- Born: 17 May 1968 (age 58) Herne, Germany
- Education: Ruhr University Bochum Max Planck Institute for Chemical Energy Conversion Ph.D. 1998
- Scientific career
- Fields: Inorganic Chemistry, Coordination Chemistry, Bioinorganic Chemistry
- Workplaces: Friedrich–Alexander University Erlangen–Nürnberg (FAU) University of California, San Diego
- Thesis: Molecular and Electronic Structure of High-Valent Transition-Metal Nitrido Complexes (1998)
- Doctoral advisor: Karl Wieghardt
- Other academic advisors: Christopher C. Cummins
- Doctoral students: Xile Hu
- Other notable students: Suzanne Bart
- Website: www.inorgchem2.nat.fau.de

= Karsten Meyer (chemist) =

German inorganic chemist (born 1968)

Karsten Meyer (born 17 May 1968 in Herne, Germany) is a German inorganic chemist and Chair of Inorganic and General Chemistry at the Friedrich-Alexander University of Erlangen-Nürnberg (FAU). His research involves the coordination chemistry of transition metals as well as uranium coordination chemistry, small molecule activation with these coordination complexes, and the synthesis of new chelating ligands. He is the 2017 recipient of the Elhuyar-Goldschmidt Award of the Spanish Royal Society of Chemistry, the Ludwig-Mond Award of the Royal Society of Chemistry, and the L.A. Chugaev Commemorative Medal of the Russian Academy of Sciences, among other awards. He also serves as an Associate Editor of the journal Organometallics since 2014.

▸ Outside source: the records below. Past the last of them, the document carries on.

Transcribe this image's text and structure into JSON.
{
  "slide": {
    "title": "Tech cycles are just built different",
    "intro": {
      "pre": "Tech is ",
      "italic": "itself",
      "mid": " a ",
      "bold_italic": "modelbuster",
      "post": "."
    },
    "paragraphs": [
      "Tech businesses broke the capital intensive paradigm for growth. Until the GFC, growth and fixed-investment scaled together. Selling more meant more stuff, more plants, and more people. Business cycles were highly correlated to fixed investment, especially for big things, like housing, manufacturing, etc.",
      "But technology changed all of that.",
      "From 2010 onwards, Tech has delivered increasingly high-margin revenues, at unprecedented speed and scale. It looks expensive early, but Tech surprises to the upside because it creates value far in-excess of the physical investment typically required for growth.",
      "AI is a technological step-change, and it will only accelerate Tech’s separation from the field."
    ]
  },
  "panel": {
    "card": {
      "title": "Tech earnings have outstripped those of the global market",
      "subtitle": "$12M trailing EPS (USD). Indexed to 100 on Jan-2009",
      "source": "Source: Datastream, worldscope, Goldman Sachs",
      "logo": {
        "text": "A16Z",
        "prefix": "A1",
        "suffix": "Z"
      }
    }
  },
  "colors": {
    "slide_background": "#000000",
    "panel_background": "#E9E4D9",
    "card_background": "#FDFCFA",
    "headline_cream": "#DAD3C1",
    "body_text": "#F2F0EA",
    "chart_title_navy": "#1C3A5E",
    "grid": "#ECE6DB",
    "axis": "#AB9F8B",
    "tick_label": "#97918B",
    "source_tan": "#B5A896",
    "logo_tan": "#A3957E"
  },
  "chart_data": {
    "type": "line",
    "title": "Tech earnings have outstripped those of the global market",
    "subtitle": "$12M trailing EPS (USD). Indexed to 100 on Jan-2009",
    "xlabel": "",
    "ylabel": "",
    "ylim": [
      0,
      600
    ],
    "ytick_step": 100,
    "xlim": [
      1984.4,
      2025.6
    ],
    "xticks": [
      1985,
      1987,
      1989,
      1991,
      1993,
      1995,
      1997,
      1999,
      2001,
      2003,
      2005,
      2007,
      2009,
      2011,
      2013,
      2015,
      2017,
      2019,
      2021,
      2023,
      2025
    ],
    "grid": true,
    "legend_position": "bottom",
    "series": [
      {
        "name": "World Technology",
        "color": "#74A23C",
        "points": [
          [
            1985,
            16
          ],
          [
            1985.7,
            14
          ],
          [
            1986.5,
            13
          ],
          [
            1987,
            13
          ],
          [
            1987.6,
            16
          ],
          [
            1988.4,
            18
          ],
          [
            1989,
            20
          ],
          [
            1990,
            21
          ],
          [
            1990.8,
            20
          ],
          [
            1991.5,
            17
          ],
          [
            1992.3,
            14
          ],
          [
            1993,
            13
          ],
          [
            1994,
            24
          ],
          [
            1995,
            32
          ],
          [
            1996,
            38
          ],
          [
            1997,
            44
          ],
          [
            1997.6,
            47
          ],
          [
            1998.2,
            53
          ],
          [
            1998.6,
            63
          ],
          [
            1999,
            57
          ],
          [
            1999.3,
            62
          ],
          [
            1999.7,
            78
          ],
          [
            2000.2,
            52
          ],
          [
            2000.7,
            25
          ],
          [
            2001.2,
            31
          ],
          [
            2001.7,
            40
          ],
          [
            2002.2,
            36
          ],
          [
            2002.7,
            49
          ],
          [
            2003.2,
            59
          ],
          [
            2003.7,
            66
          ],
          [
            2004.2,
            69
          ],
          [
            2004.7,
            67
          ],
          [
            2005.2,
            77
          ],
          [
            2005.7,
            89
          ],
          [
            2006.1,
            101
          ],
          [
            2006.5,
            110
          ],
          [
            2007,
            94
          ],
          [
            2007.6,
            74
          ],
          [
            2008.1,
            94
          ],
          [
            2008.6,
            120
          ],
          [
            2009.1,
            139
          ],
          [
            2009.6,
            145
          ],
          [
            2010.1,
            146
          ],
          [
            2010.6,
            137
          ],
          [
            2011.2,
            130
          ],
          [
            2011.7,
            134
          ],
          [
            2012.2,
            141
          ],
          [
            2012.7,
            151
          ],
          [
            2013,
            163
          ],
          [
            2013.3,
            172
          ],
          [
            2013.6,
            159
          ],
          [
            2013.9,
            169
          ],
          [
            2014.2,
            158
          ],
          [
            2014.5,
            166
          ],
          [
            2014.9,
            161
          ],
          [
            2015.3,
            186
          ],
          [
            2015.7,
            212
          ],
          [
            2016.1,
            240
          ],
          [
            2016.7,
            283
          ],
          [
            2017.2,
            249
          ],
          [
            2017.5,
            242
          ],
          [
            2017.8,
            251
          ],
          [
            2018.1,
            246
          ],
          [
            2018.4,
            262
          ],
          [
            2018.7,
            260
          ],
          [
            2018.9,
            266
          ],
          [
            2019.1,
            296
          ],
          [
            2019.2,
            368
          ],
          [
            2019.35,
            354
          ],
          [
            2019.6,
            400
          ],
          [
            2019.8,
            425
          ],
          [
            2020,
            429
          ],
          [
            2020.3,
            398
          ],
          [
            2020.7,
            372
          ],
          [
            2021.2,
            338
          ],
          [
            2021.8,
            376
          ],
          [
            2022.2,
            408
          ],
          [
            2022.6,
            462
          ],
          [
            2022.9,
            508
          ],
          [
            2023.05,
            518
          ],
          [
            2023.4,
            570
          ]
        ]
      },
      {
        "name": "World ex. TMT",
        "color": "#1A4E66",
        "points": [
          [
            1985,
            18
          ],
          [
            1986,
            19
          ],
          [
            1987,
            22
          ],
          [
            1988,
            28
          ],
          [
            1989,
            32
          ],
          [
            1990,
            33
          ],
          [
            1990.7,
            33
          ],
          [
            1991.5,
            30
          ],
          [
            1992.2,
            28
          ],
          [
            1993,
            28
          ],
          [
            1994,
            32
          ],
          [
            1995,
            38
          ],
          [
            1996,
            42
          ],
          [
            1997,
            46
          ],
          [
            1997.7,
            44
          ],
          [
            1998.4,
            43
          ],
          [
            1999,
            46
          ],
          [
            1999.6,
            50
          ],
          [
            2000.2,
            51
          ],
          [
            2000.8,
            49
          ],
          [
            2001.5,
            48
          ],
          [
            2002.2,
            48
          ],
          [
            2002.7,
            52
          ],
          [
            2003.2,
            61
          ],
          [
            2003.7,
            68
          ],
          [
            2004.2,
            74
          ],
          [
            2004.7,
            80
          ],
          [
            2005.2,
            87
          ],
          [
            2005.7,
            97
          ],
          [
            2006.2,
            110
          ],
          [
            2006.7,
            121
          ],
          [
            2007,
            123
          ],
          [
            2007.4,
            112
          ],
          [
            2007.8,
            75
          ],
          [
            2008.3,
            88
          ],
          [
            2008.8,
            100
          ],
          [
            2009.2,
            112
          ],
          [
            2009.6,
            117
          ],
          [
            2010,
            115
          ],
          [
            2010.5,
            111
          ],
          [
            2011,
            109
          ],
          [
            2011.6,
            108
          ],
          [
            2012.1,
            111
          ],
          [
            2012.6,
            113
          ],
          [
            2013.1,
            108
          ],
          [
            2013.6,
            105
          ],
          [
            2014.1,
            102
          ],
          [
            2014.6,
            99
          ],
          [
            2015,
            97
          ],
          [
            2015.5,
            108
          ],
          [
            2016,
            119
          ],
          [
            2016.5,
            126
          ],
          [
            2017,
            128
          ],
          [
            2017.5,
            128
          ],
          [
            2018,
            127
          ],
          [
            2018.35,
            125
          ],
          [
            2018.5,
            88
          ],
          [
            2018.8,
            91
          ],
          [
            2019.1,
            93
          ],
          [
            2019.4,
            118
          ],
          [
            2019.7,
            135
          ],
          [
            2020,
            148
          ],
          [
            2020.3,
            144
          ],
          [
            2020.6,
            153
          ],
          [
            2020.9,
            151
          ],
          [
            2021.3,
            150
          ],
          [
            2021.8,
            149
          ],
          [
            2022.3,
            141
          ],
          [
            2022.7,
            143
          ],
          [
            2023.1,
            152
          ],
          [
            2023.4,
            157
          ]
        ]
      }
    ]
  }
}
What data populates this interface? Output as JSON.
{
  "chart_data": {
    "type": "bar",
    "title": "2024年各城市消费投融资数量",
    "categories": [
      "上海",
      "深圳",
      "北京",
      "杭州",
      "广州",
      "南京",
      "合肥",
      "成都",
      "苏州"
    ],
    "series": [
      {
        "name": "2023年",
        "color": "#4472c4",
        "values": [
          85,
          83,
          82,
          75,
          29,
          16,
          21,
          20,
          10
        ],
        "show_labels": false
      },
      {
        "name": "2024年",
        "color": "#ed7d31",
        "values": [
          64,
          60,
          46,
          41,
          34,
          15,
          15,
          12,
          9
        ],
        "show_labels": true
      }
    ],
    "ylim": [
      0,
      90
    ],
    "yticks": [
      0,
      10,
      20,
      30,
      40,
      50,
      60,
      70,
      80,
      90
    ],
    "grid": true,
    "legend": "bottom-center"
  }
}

== Early life and education ==
Meyer was born on 17 May 1968 in Herne, Germany. He studied chemistry at the Ruhr University Bochum, receiving his diploma (in chemistry) in May 1995. In summer 1995, Meyer then joined the laboratory of Professor Karl Wieghardt at the Max Planck Institute for Radiation Chemistry, where he worked on the synthesis of novel high-valent nitrido complexes of manganese, chromium and iron. These nitrido complexes were generated by the photolysis of the corresponding azido complexes. Meyer graduated in January 1998 with his Ph.D. He then moved to the Massachusetts Institute of Technology as a DFG Postdoctoral Fellow in 1998 to conduct research in the laboratory of Professor Christopher Cummins. AT MIT, Meyer worked on amido complexes of uranium with novel amido ligands and dinitrogen cleavage with heterobimetallic complexes of niobium and molybdenum.

== Independent career ==

In 2001, Meyer began his independent career as an assistant professor at the University of California, San Diego. Then in 2006, Meyer moved to the University of Erlangen-Nürnberg as the Chair of the Institute of Inorganic & General Chemistry.

== Research ==
Meyer's early work featured explored the coordination chemistry of uranium with small molecules such as carbon dioxide and light alkanes. Additionally, Meyer's group synthesized novel tripodal N-heterocyclic carbene ligands to stabilize reactive intermediates such as an iron(IV) nitride. In 2011, in collaboration with Prof. Jeremy M. Smith's group, Meyer achieved the first synthesis and characterization of a stable iron(V) nitride complex.

Other research highlights include:

- 2013: In collaboration with Prof. Ingo Krossing's group, the first crystallographic characterization of the 2-norbornyl cation, a prototypical non-classical carbocation whose exact structure has been debated for decades
- 2014: The synthesis of a novel tripodal redox-active ligand class, which was then used to stabilize a low-valent U(II) oxidation state complex
- 2016: The first example of a uranium-based electrocatalyst for the reduction of water to dihydrogen, and the investigation of its reaction mechanism

== Awards ==

- Hellman Fellow, Chris & Warren Hellman Young Faculty Award, 2002
- Faculty Career Development Award, Academic Senate, UCSD, 2003
- Alfred P. Sloan Research Fellowship, 2004
- Lifetime Honorary Member, Israel Chemical Society, 2009
- Visiting Professor at the University of Manchester, since 2009
- Japan Society for the Promotion of Science (JSPS) Award, 2009
- Dalton Transactions European / African Lectureship Award, 2010
- Fellow of the Royal Society of Chemistry, 2011
- JSPS Professorship, "Brain Circulation Project", Nagoya Institute of Technology, 2015
- Elhuyar-Goldschmidt Award, Spanish Royal Society of Chemistry, 2017
- Ludwig Mond Award, Royal Society of Chemistry, 2017
- L.A. Chugaev Commemorative Medal, Russian Academy of Sciences, 2017

== Professional memberships ==

- German Chemical Society (GDCh), since 1995
- American Chemical Society (ACS), since 1997
- Royal Society of Chemistry (RSC), since 2011

== Personal life ==
Meyer's hobbies include nature and macro photography, scuba diving, and driving his car on a closed circuit.